Following this premise, the artist picks up on the music groups’ imagined future, wherein these children grow up to be warriors and rulers in an underwater land known as Drexciya.
These sprawling, vibrant canvases, some replete with frames fashioned to resemble dragons, offer a glimpse of myth-based possibilities from Detroit’s architectural landscape. These images are intentionally different from ones that might be seen in history books.
“We tend to focus on the trauma versus the beautiful elements of it,” Richmond-Edwards said. “And it has been important, for the sake of my sanity, to not just focus on the traumas and horrors. While we have these grotesque scenes happening, we still have beautiful things happening at the same time. The world can fool you into thinking that you’re always the victim. I paint myself as the heroine of my own stories, which is a stark juxtaposition of the history I was taught in school.”

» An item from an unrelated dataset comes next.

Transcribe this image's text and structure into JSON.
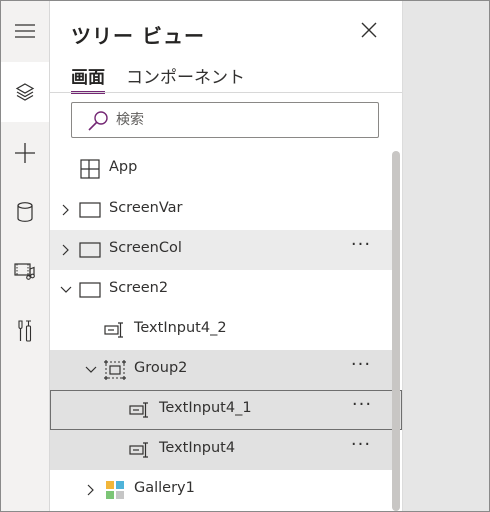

The works are as much a historical reclamation as a personal one. “It was really challenging to even envision myself as the savior of me, but it is extremely liberating,” Richmond-Edwards added.
At the center of the exhibition is the work that lends the show its name, a film called Ancient Future (2023), which is projected onto a gold pyramidal structure. The film riffs on the flamboyant celebration of HBCU marching band culture and techno music with dancers situated amid what appears to be outer space.
Richmond-Edwards played in a marching band while studying at the historically Black school Jackson State University—a tradition that her son carries on as a jazz musician. For the film, Richmond-Edwards worked with her son, who scored the film, and a choreographer to create an intergenerational conversation. The teen dancers, for example, are meant to evoke the spirit of a dragon dancing in the cosmos.
With this film, Richmond-Edwards manifests reveries she believes prior family members may have had, a sentiment echoed in a line that is heard being read aloud in the piece by the composer Sun Ra: “I’m your ancestor’s dream manifested.”